In this decision the court struck down Section 4 of the Act. This section
provided for what has become known as "pre-clearance," which
is a process that jurisdictions and states that have histories of voting
discrimination have to complete in order to redraw their voting districts
or update their voting laws. This process was put in place to ensure that
no discriminatory voting practices occur, such as literacy tests designed
to eliminate minority voters.
In its decision, the Supreme Court found that a broad restriction on these
states and jurisdictions was no longer necessary. Supporters of the decision
argue that a majority of Voting Right Act cases brought today deal with
redistricting issues. These are known as second generation cases. Decades
ago, the cases that were originally brought, the first generation cases,
dealt with "ballot box issues" that specifically concerned an
individual voter's access to the ballot box. That support is weak,
however, when the data is actually examined. According to the Washington
Post, since 2011, "41 states have considered or passed legislation
restricting the right to vote." Many believe that several of these
states are now poised to bring forward new legislation that they knew
would not have previously passed the pre-clearance process. Supporters
of the Supreme Court's decision believe that minority representation
in state legislatures will help prevent discrimination.

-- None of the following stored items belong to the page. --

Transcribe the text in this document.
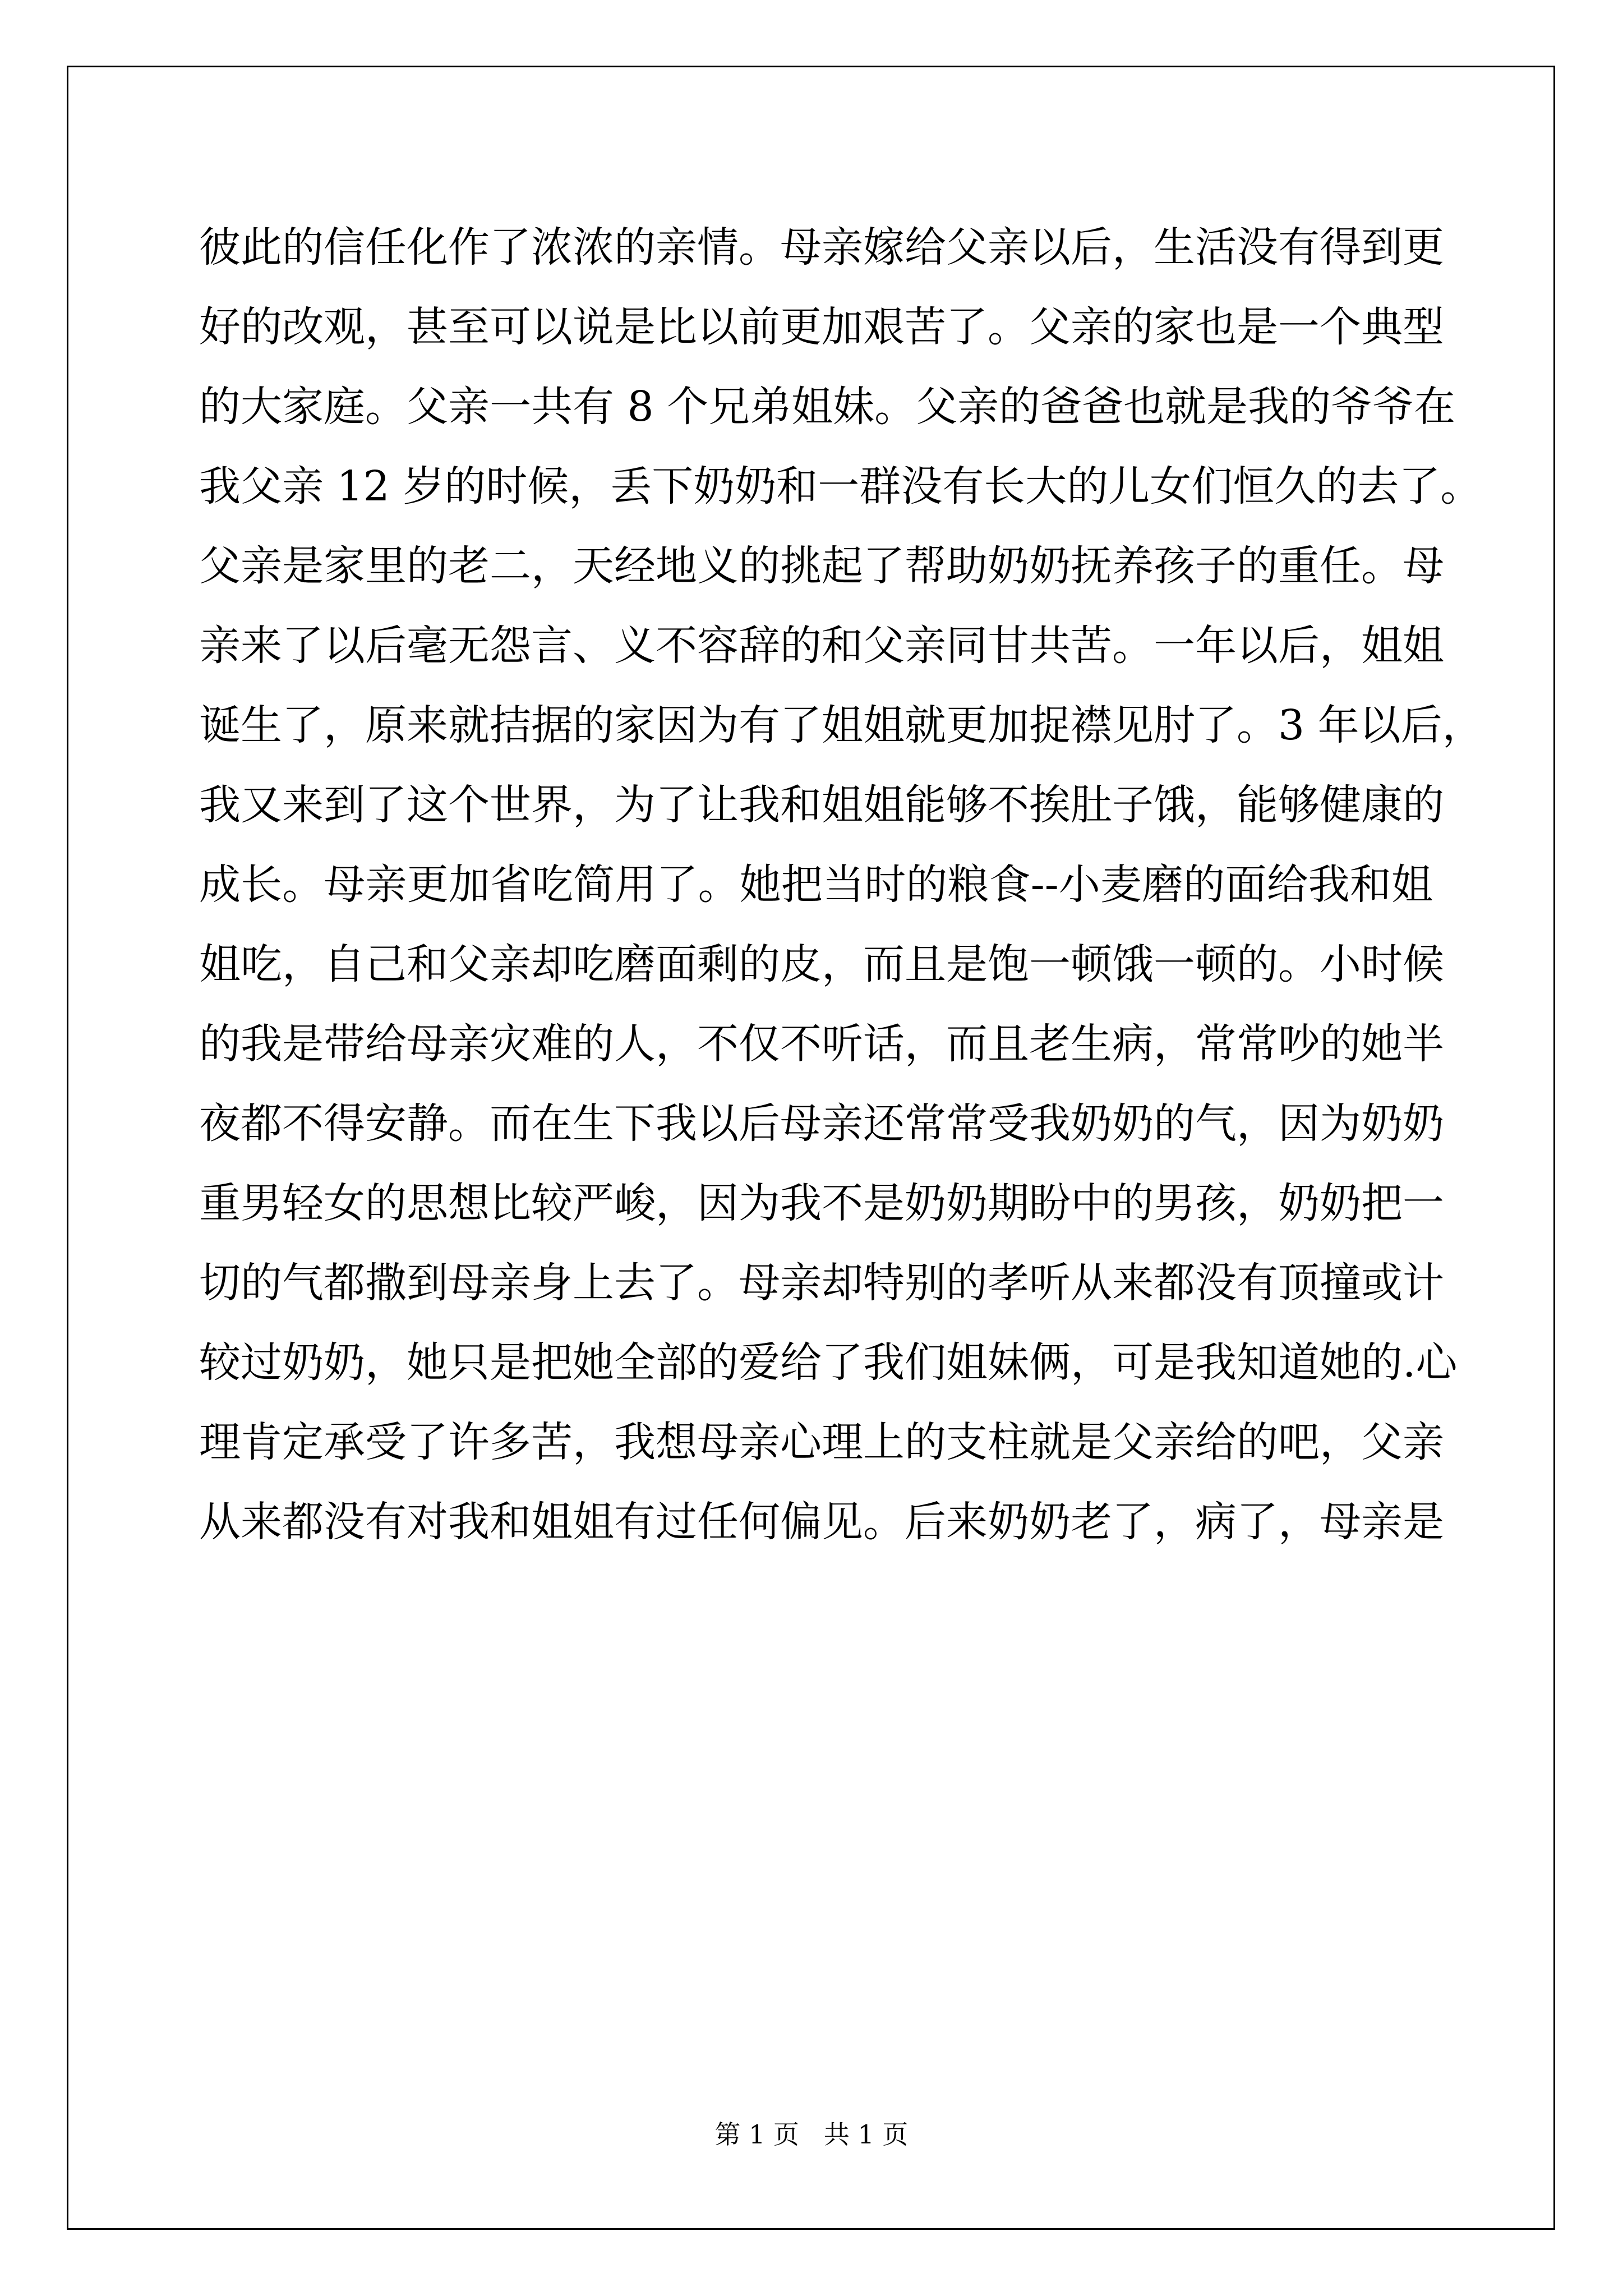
彼此的信任化作了浓浓的亲情。母亲嫁给父亲以后，生活没有得到更
好的改观，甚至可以说是比以前更加艰苦了。父亲的家也是一个典型
的大家庭。父亲一共有 8 个兄弟姐妹。父亲的爸爸也就是我的爷爷在
我父亲 12 岁的时候，丢下奶奶和一群没有长大的儿女们恒久的去了。
父亲是家里的老二，天经地义的挑起了帮助奶奶抚养孩子的重任。母
亲来了以后毫无怨言、义不容辞的和父亲同甘共苦。一年以后，姐姐
诞生了，原来就拮据的家因为有了姐姐就更加捉襟见肘了。3 年以后，
我又来到了这个世界，为了让我和姐姐能够不挨肚子饿，能够健康的
成长。母亲更加省吃简用了。她把当时的粮食--小麦磨的面给我和姐
姐吃，自己和父亲却吃磨面剩的皮，而且是饱一顿饿一顿的。小时候
的我是带给母亲灾难的人，不仅不听话，而且老生病，常常吵的她半
夜都不得安静。而在生下我以后母亲还常常受我奶奶的气，因为奶奶
重男轻女的思想比较严峻，因为我不是奶奶期盼中的男孩，奶奶把一
切的气都撒到母亲身上去了。母亲却特别的孝听从来都没有顶撞或计
较过奶奶，她只是把她全部的爱给了我们姐妹俩，可是我知道她的.心
理肯定承受了许多苦，我想母亲心理上的支柱就是父亲给的吧，父亲
从来都没有对我和姐姐有过任何偏见。后来奶奶老了，病了，母亲是
第 1 页   共 1 页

However, Harvard Law School professor, Lani Guinier, who authored a well
known paper on the subject commented that "Black electoral success
has neither mobilized the black community nor realized the promised community-based
reforms." What we do know is that Section 4 was working, when it
was in place. It may have had a broad coverage over states that no longer
suffer from any discriminatory practices, but carelessly removing this
protection in its entirety will likely ensue in a flood of voting rights
cases as a backlash of this decision.